Ministro Flávio Dino autorizou inquérito contra ex-presidente e aliados, com base em indícios de crimes relacionados à pandemia.
O ministro Flávio Dino, do STF (Supremo Tribunal Federal), autorizou nesta 5ª feira (18.set.2025) a abertura de um inquérito contra o ex-presidente Jair Bolsonaro (PL), o deputado Eduardo Bolsonaro (PL-SP) e outros 22 investigados. A medida atende a pedido da PF (Polícia Federal) e tem como base o relatório final da CPI da Covid.
Indícios de crimes e investigação
Segundo a decisão, há indícios de crimes como fraude em licitações, superfaturamento, contratos com empresas de fachada, desvio de recursos públicos e incitação à população a adotar condutas prejudiciais ao enfrentamento da pandemia. Dino destacou que a investigação parlamentar apontou indícios de crimes contra a Administração Pública, notadamente em contratos, fraudes em licitações, superfaturamentos e desvio de recursos públicos.
Detalhes do inquérito
A investigação tramitará sob sigilo de nível 3, conforme o Código de Processo Penal. A PGR (Procuradoria Geral da República) foi notificada. Entre os investigados estão nomes como Flávio Bolsonaro, Carlos Bolsonaro, Ricardo Barros, e outros políticos e empresários.

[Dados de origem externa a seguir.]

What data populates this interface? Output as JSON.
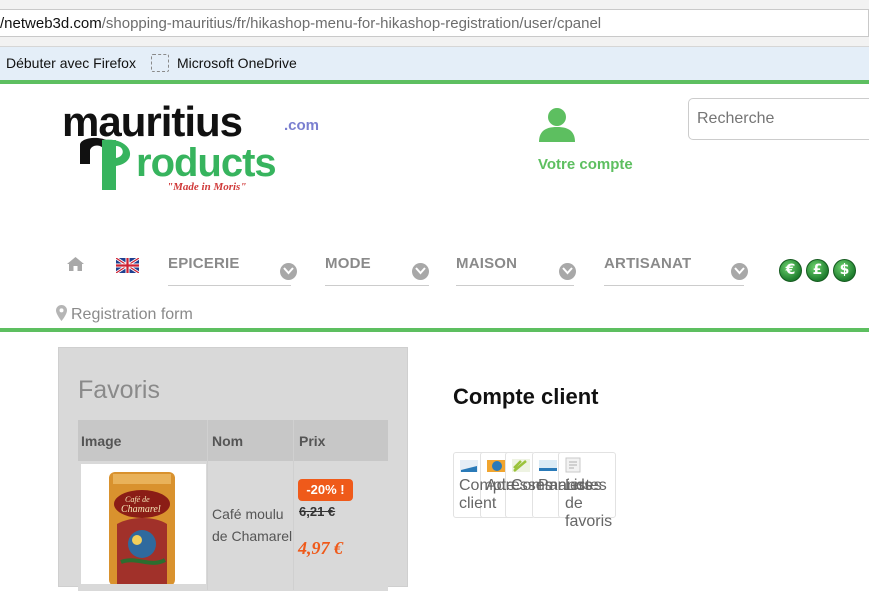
{
  "browser": {
    "url_host": "/netweb3d.com",
    "url_path": "/shopping-mauritius/fr/hikashop-menu-for-hikashop-registration/user/cpanel",
    "bookmarks": [
      "Débuter avec Firefox",
      "Microsoft OneDrive"
    ]
  },
  "header": {
    "logo_text": "mauritius products .com",
    "logo_tagline": "\"Made in Moris\"",
    "account_label": "Votre compte",
    "search_placeholder": "Recherche"
  },
  "menu": {
    "items": [
      "EPICERIE",
      "MODE",
      "MAISON",
      "ARTISANAT"
    ],
    "currencies": [
      "€",
      "£",
      "$"
    ]
  },
  "breadcrumb": "Registration form",
  "favoris": {
    "title": "Favoris",
    "columns": [
      "Image",
      "Nom",
      "Prix"
    ],
    "rows": [
      {
        "name": "Café moulu de Chamarel",
        "discount": "-20% !",
        "old_price": "6,21 €",
        "new_price": "4,97 €"
      }
    ]
  },
  "account": {
    "title": "Compte client",
    "tiles": [
      "Compte client",
      "Adresses",
      "Commandes",
      "Paniers",
      "Listes de favoris"
    ]
  },
  "colors": {
    "accent_green": "#5dbf60",
    "discount_orange": "#ef5a1a",
    "menu_grey": "#8a8a8a"
  }
}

A CPI da Covid, concluída em 2021, responsabilizou Jair Bolsonaro e aliados por condutas que dificultaram o combate à pandemia, sugerindo o indiciamento por vários crimes.
Consequências e próximos passos
A PF pediu para converter as investigações da CPI em inquérito policial e agora terá 60 dias para avançar nas investigações, com possibilidade de prorrogação. O ex-presidente Jair Bolsonaro já foi condenado em outros processos por crimes relacionados a tentativas de golpe de Estado, mostrando um cenário de crescente pressão legal sobre ele e seus aliados. A decisão de Dino é um passo significativo na responsabilização de figuras públicas em relação à gestão da pandemia.